With the action committed, Helena shows up and announces her master plan: to deal with petty crimes that do not deserve a Specter’s attention. If the player chooses to spare her, she becomes a social worker at Omega and claims to have put her criminal past behind her. The question is whether Shepard can trust him, but unfortunately it will never be finally resolved.


A former disciple of matriarch Benenzia, Shiala is first seen in Zhu’s Hope as a green Asari possessed by the Thorian. She is a strong biotician who has been cloned and she makes a fierce enemy and keeps coming back stronger until Thorian’s last knot is destroyed.

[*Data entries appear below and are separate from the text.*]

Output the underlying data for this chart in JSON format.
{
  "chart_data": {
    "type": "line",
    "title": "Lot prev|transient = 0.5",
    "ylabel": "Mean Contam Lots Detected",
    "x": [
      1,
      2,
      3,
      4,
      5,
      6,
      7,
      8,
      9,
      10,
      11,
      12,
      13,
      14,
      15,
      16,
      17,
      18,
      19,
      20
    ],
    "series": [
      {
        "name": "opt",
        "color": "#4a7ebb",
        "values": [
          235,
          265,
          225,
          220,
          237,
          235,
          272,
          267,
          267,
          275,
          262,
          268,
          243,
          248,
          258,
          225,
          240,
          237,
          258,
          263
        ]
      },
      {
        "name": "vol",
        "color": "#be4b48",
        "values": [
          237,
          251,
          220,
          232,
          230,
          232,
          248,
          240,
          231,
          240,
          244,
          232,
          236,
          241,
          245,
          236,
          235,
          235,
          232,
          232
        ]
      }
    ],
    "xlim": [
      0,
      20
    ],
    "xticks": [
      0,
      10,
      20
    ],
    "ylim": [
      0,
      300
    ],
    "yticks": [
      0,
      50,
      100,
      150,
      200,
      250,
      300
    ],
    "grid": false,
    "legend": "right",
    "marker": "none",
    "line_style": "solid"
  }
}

Shiala goes back and forth between indoctrination and a normal Asari, and the distinction between the two can influence Shepard’s decision to spare her. The bigger question, if she is spared, is whether she can be trusted. She tries to redeem herself by helping the settlers, but her endgame is always questioned and left unanswered.

The illusory man

One of the most complex characters in the series, Illusionary Man keeps the player on their toes. What he says he wants to do sounds good: fight the Reapers and prevent them from wiping out the galaxy. But the way he proceeds to advance humanity’s first position is against the Alliance, making Cerberus a terrorist organization and a problem for Shepard.

Relentless and always ten steps ahead, The Illusive Man provides insight into despair over aversion and the extreme measures they will take to preserve what is dear to them. His shift from destroying the Reapers to wanting to control them is shocking and ultimately results in his death.


Without this turian ghost, the ME the world would not exist. Saren claims to want to save the galaxy by merging with Sovereign, but in reality, Reaper has brainwashed him and uses Saren to carry out his plan to destroy all organic life.

Shepard sees the battle Saren faces between what he wants and what Sovereign wants, causing a dilemma between hating the Turian and feeling sorry for him. He’s not the typical villain. Saren wants to save the galaxy by adapting to Reapers, and eventually he knows he’s gone too far to do so. If Shepard makes the right choices, Saren sacrifices himself before Sovereign can fully control him, allowing himself to become a martyr instead of a villain.

The catalysts

Childish in appearance, this figure is the driving force behind ME3. Misleadingly believed to be the citadel, the Catalyst reveals himself at the end of the game. Through extended dialogue, the player learns that synthetic substances want to evolve just like organic substances, but in order to do so, organic substances must be harvested to absorb their knowledge.

What started with Saren ends with The Catalyst. This is where the bloody, violent and tired Shepard is forced to make the ultimate choice: destroy all synthetic life, team up with the Reapers or do nothing. For some, this may be easy, but when you realize that destroying synthetic life also means Geth players are allies, it’s not so unambiguous. Shepard could kill their friends for the benefit of the galaxy, or they could merge with the harvest people and risk indoctrination. No option is strictly right or wrong.